If you missed an email or a specific topic, you can find the whole series linked below:
JANUARY: The Journey
Once upon a time. Don’t we all start stories with those fateful four words? Well, once upon a time, I loved crafting and art, of math and logic. Over the years of growing up, I turned my love of math into a career as an electrical engineer. But in the midst of college and single living and learning to be an adult, the creativity and love of crafting was buried.
How It All Started
My husband and I once picked up a Learn to Crochet kit from Michaels, just for fun. The two of use picked the worst possible yarn for beginners (shiny yarn that splits easily), and slowly made a hot pad and a scarf. Then we put it away and forgot about crochet for years.
It wasn’t until I had my own baby that I had this crazy idea to make him a granny square quilt that he can take to college one day. Because boys do that to remind them of their moms, right?
I thought a blanket would be a beautiful and useful thing to have, to remind him of home. But even as I write this, I realize there was more to that desire than just giving him a conversation piece.

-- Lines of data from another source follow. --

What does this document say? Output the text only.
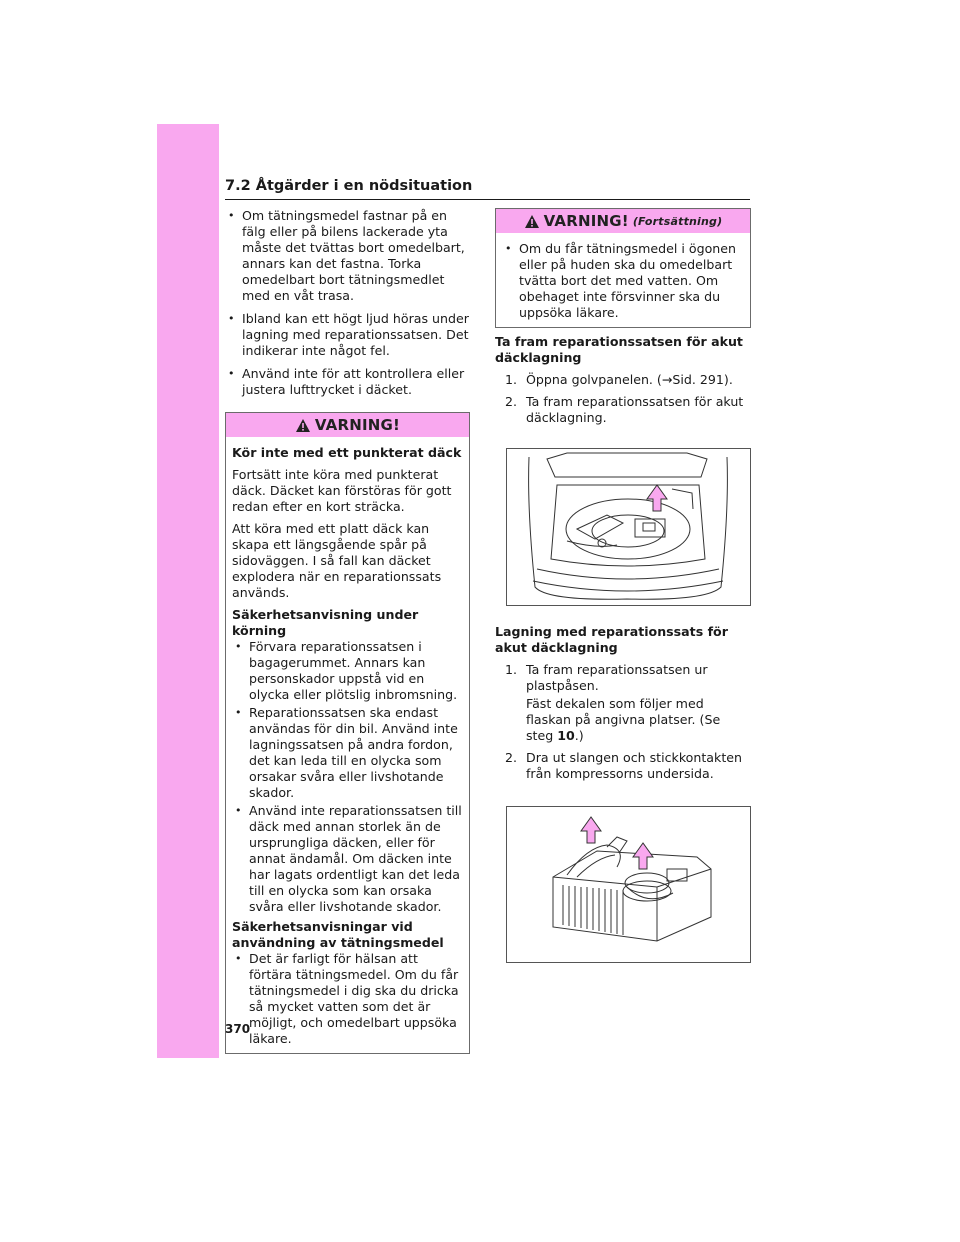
7.2 Åtgärder i en nödsituation
• Om tätningsmedel fastnar på en fälg eller på bilens lackerade yta måste det tvättas bort omedelbart, annars kan det fastna. Torka omedelbart bort tätningsmedlet med en våt trasa.
• Ibland kan ett högt ljud höras under lagning med reparationssatsen. Det indikerar inte något fel.
• Använd inte för att kontrollera eller justera lufttrycket i däcket.
VARNING!

Kör inte med ett punkterat däck

Fortsätt inte köra med punkterat däck. Däcket kan förstöras för gott redan efter en kort sträcka.

Att köra med ett platt däck kan skapa ett längsgående spår på sidoväggen. I så fall kan däcket explodera när en reparationssats används.

Säkerhetsanvisning under körning

• Förvara reparationssatsen i bagagerummet. Annars kan personskador uppstå vid en olycka eller plötslig inbromsning.
• Reparationssatsen ska endast användas för din bil. Använd inte lagningssatsen på andra fordon, det kan leda till en olycka som orsakar svåra eller livshotande skador.
• Använd inte reparationssatsen till däck med annan storlek än de ursprungliga däcken, eller för annat ändamål. Om däcken inte har lagats ordentligt kan det leda till en olycka som kan orsaka svåra eller livshotande skador.

Säkerhetsanvisningar vid användning av tätningsmedel

• Det är farligt för hälsan att förtära tätningsmedel. Om du får tätningsmedel i dig ska du dricka så mycket vatten som det är möjligt, och omedelbart uppsöka läkare.
VARNING! (Fortsättning)
• Om du får tätningsmedel i ögonen eller på huden ska du omedelbart tvätta bort det med vatten. Om obehaget inte försvinner ska du uppsöka läkare.

Ta fram reparationssatsen för akut däcklagning

1. Öppna golvpanelen. (→Sid. 291).
2. Ta fram reparationssatsen för akut däcklagning.

Lagning med reparationssats för akut däcklagning

1. Ta fram reparationssatsen ur plastpåsen.
Fäst dekalen som följer med flaskan på angivna platser. (Se steg 10.)
2. Dra ut slangen och stickkontakten från kompressorns undersida.
370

A handmade blanket is made with love and care; it is a tangible expression of that crazy, overwhelming love I felt for this new human being in my life. When I watched him sleep, I felt like my heart was ready to burst for love of him, and every time he stumbled or fell, I felt a shiver of goosebumps.
I wanted to capture these huge feelings I had in something that will last beyond the flash of childhood. I also see now that deep down, I wanted him to know me as a woman capable of being both his mom as well as an individual with talents of my own, that I am a multidimensional being of art and math and creativity and logic and parenthood. And by doing so, I can show both my kids that they are multidimensional too.

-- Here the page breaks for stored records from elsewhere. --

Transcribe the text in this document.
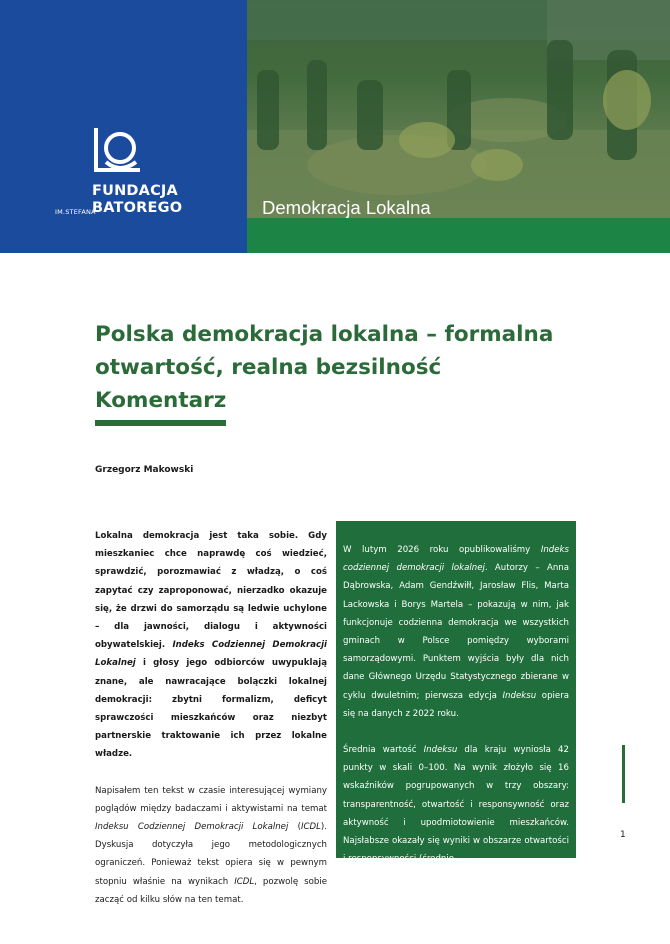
FUNDACJA
IM.STEFANA
BATOREGO	Demokracja Lokalna
Polska demokracja lokalna – formalna
otwartość, realna bezsilność
Komentarz
Grzegorz Makowski

Lokalna demokracja jest taka sobie. Gdy mieszkaniec chce naprawdę coś wiedzieć, sprawdzić, porozmawiać z władzą, o coś zapytać czy zaproponować, nierzadko okazuje się, że drzwi do samorządu są ledwie uchylone – dla jawności, dialogu i aktywności obywatelskiej. Indeks Codziennej Demokracji Lokalnej i głosy jego odbiorców uwypuklają znane, ale nawracające bolączki lokalnej demokracji: zbytni formalizm, deficyt sprawczości mieszkańców oraz niezbyt partnerskie traktowanie ich przez lokalne władze.

Napisałem ten tekst w czasie interesującej wymiany poglądów między badaczami i aktywistami na temat Indeksu Codziennej Demokracji Lokalnej (ICDL). Dyskusja dotyczyła jego metodologicznych ograniczeń. Ponieważ tekst opiera się w pewnym stopniu właśnie na wynikach ICDL, pozwolę sobie zacząć od kilku słów na ten temat.

W lutym 2026 roku opublikowaliśmy Indeks codziennej demokracji lokalnej. Autorzy – Anna Dąbrowska, Adam Gendźwiłł, Jarosław Flis, Marta Lackowska i Borys Martela – pokazują w nim, jak funkcjonuje codzienna demokracja we wszystkich gminach w Polsce pomiędzy wyborami samorządowymi. Punktem wyjścia były dla nich dane Głównego Urzędu Statystycznego zbierane w cyklu dwuletnim; pierwsza edycja Indeksu opiera się na danych z 2022 roku.

Średnia wartość Indeksu dla kraju wyniosła 42 punkty w skali 0–100. Na wynik złożyło się 16 wskaźników pogrupowanych w trzy obszary: transparentność, otwartość i responsywność oraz aktywność i upodmiotowienie mieszkańców. Najsłabsze okazały się wyniki w obszarze otwartości i responsywności (średnio

1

I started a blog and wrote about an assortment of things, including crochet, but it took years of stumbling around with arts and crafts and recipes and home renovations to find my path. At one of my first blog conferences, I heard the phrase “80% of your (website) traffic comes from 20% of your content”. My audience wanted crochet, and as I leaned more into the craft, I fell in love with the amazing things you can do with a ball of yarn.
All the Stuff in Between
Over the next few years, I designed simple accessories, toys, home decor, and eventually started making garments. I challenged myself to learn new skills like corner to corner crochet, tunisian crochet, and knitting. At the same time, I was learning how to run a website, how to market myself, and how to be active in an online community. It was exciting and overwhelming and a little bit scary. As I created more projects, I began to shift towards sophisticated, modern aesthetics, and was excited to incorporate my engineering background into my designs.
By 2018, I had a successful blog, worked with premier yarn companies, and made so many friends along the way. My kids and my family have a treasure trove of toys and blankets to fill their lives. Finally, I made the bold move of quitting my full time job as a marketing events manager at a start-up to work on One Dog Woof full time. What a journey it has been to uncover interests I’ve had since I was a child, to find so much encouragement along the way, and to turn a hobby into a career.
The Journey Continues
The idea that a strand of yarn can be made into fabric is what fueled my interest in crochet, and it still drives me to this day. I am constantly amazed at what fiber can do, whether it’s in the form of crochet or knit or weaving or embroidery, to create beauty and functionality in our world. I love that these fiber arts is a medium to express powerful messages, and bring awareness to broad issues. Fiber crafts is an infinitely beautiful and relatable way to connect with others, share our lives, and tell a story full of texture, color, ingenuity, and hope.
Photo credit: Institute for Figuring
On Instagram, I shared BOLD as my word of the year. 2020 is when I hope to really lean into what excites me about fiber crafting, expand my own skill set, and dig deeper into how this art form can shape our lives in so many ways.